Allora, le temperature oceaniche tropicali raggiunsero i 35°C e gli oceani polari i 12°C, questi ultimi pari alle temperature oceaniche delle correnti al largo della costa californiana, alla latitudine di S. Francisco. Le calotte polari non esistevano.

Gli scienziati hanno identificato una “assenza di barriere” negli oceani tra 42 e 57 milioni di anni fa, periodo in cui complesse barriere coralline scomparvero in massa e il fondale marino fu costituito solo da  piccoli accumuli granulosi di organismi cellulari, i foraminiferi.

“Le ‘foreste pluviali marine’ furono sostituite da ‘spianate di ghiaia’”, ha affermato Norris.

Questo ambiente fu anche caratterizzato da differenze sostanziali nelle catene alimentari marine, con gran parte degli ecosistemi oceanici tropicali e subtropicali mantenuti in vita dal microscopico picoplancton al posto delle diatomee, tipiche oggi degli ecosistemi altamente produttivi.

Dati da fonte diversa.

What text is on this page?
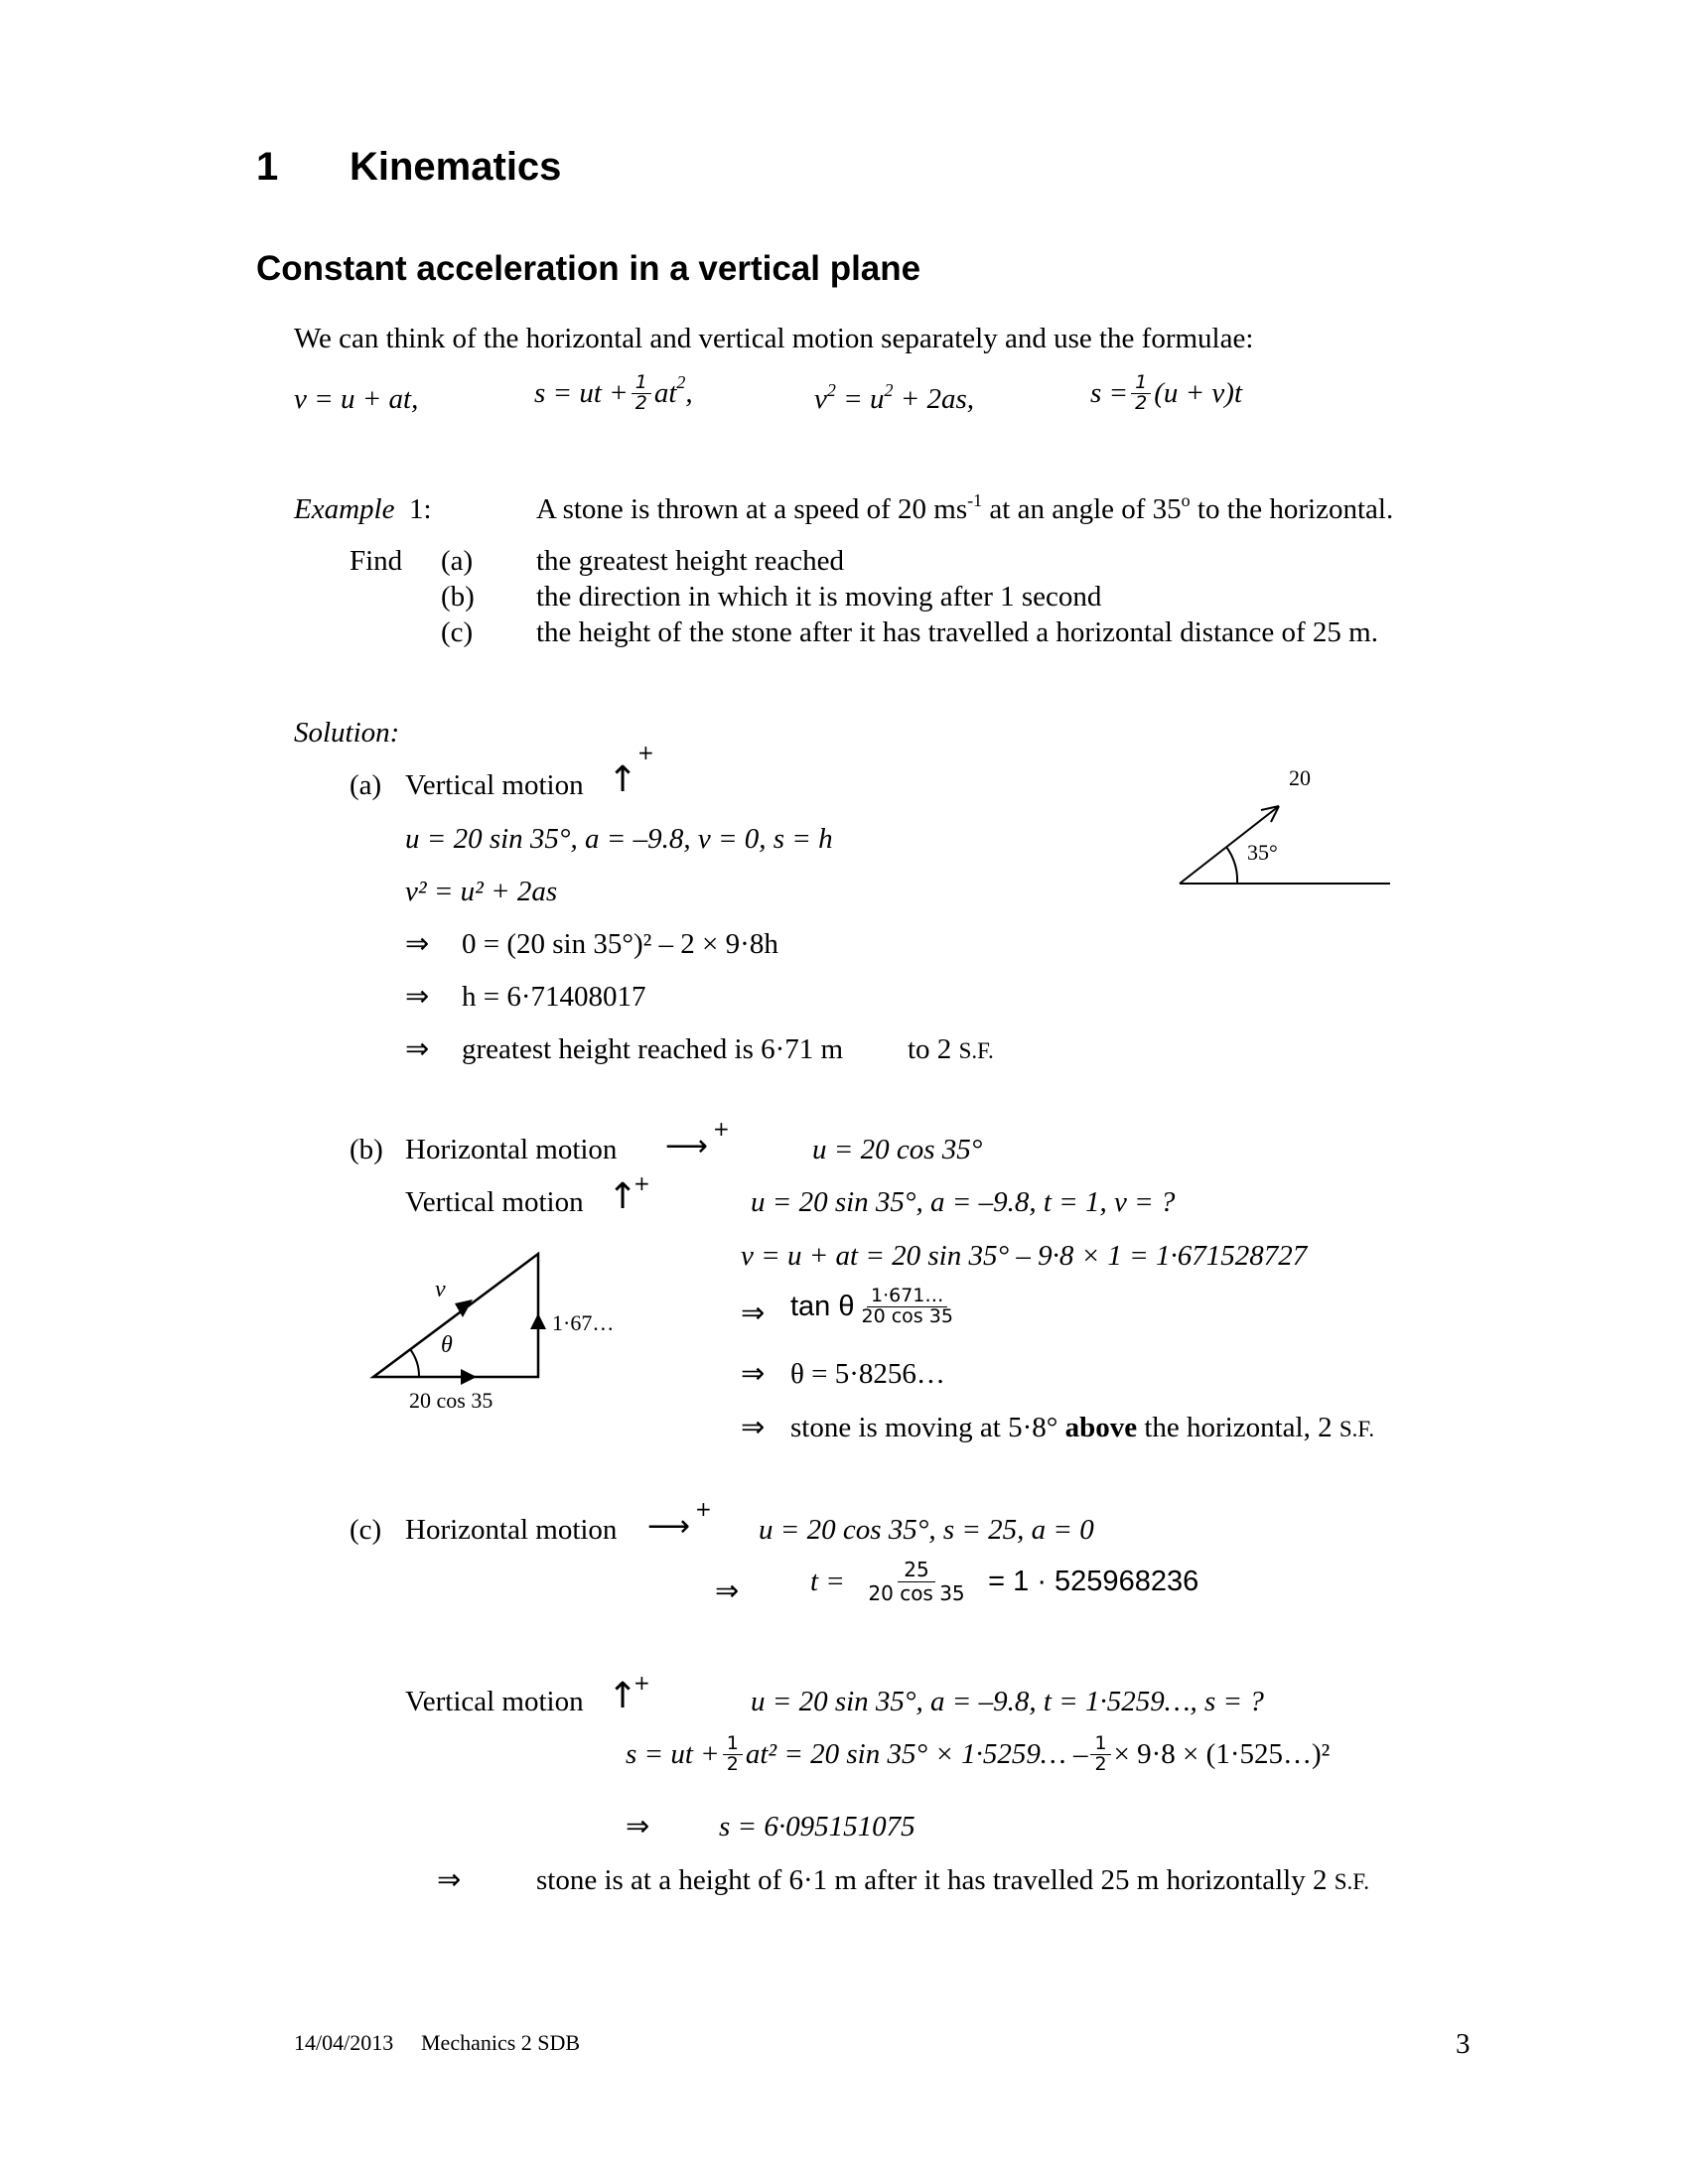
1 Kinematics
Constant acceleration in a vertical plane
We can think of the horizontal and vertical motion separately and use the formulae:
v = u + at,	s = ut + $\frac{1}{2} at^2$,	$v^2 = u^2 + 2as$,	$s = \frac{1}{2} (u + v)t$
Example 1:	A stone is thrown at a speed of 20 $ms^{-1}$ at an angle of 35$^o$ to the horizontal.
Find (a) the greatest height reached
(b) the direction in which it is moving after 1 second
(c) the height of the stone after it has travelled a horizontal distance of 25 m.
Solution:
(a) Vertical motion ↑
+
u = 20 sin 35°, a = –9.8, v = 0, s = h
v² = u² + 2as
⇒ 0 = (20 sin 35°)² – 2 × 9·8h
⇒ h = 6·71408017
⇒ greatest height reached is 6·71 m to 2 S.F.
20
35°
(b) Horizontal motion ⟶ +
u = 20 cos 35°
Vertical motion ↑
+
u = 20 sin 35°, a = –9.8, t = 1, v = ?
v = u + at = 20 sin 35° – 9·8 × 1 = 1·671528727
⇒ tan θ $\frac{1\cdot 671\dots}{20 \cos 35}$
⇒ θ = 5·8256…
⇒ stone is moving at 5·8° above the horizontal, 2 S.F.
v
θ
1·67…
20 cos 35
(c) Horizontal motion ⟶ +
u = 20 cos 35°, s = 25, a = 0
⇒ $t = \frac{25}{20 \cos 35} = 1 \cdot 525968236$
Vertical motion ↑
+
u = 20 sin 35°, a = –9.8, t = 1·5259…, s = ?
s = ut + $\frac{1}{2} at^2 = 20$ sin 35° × 1·5259… – $\frac{1}{2} \times 9\cdot 8$ × (1·525…)²
⇒ s = 6·095151075
⇒	stone is at a height of 6·1 m after it has travelled 25 m horizontally 2 S.F.
14/04/2013 Mechanics 2 SDB	3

In effetti, i grandi animali marini – squali, tonni, balene, foche, e anche uccelli marini – cominciarono a proliferare soltanto quando le alghe crebbero a sufficienza per alimentare i grandi predatori nei freddi oceani degli ultimi periodi geologici.

“Le piccole alghe sottili del mondo-serra erano semplicemente troppo piccole per mantenere i grandi animali”, ha detto Norris. “E’ come se i leoni si cibassero di piccoli topi al posto delle antilopi. I leoni non possono certamente accontentarsi di piccoli spuntini”, ha commentato ironicamente.

“Nel mondo-serra sono accaduti eventi di riscaldamento rapido come quelli che ora si stanno prospettando per il futuro. Un evento ben studiato è quello conosciuto come il massimo termico Paleocene-Eocene o PETM, avvenuto 56 milioni di anni fa e che serve da modello per prevedere ciò che può accadere con le tendenze climatiche attuali.

Questo evento ebbe una durata di 200mila anni e riscaldò la Terra di 5-9°C, con il risultato di massicce migrazioni di animali e piante, nonchè spostamenti delle zone climatiche.

In particolare, nonostante il deterioramento degli ecosistemi terrestri, l’estinzione delle specie non ebbe esiti troppo devastanti. Fu, anzi, ben diversa da un’estinzione di massa, durante la rapida fase di riscaldamento dell’oceano profondo.

“Per molti aspetti, il riscaldamento durante il PETM fu più intenso di quello che è stato prospettato avverrà per i futuri cambiamenti climatici, e dovrebbe essere di qualche conforto sapere che, in quel periodo, le estinzioni furono per lo più limitate al mare profondo”, ha detto Norris. “Purtroppo però, il PETM ha mostrato anche che il dissesto ecologico può durare per decine di migliaia di anni”.

Tuttavia, Norris ha ammonito che se continueremo a basare l’economia sui combustibili fossili, sia pure per decenni, si amplierà l’instabilità climatica. Un brusco arresto nell’uso di combustibili fossili agli attuali livelli di consumo limiterebbe il futuro periodo di instabilità del clima a meno di 1000 anni prima che il clima torni alle norme pre-industriali.

Ma se l’uso di combustibili fossili manterrà il suo corso attuale fino alla fine di questo secolo, gli effetti climatici futuri assomiglieranno al PETM, con grandi cambiamenti climatici che dureranno 20mila anni o più; e una caratteristica “impronta digitale” umana rimarrà sul clima terrestre per 100 mila anni.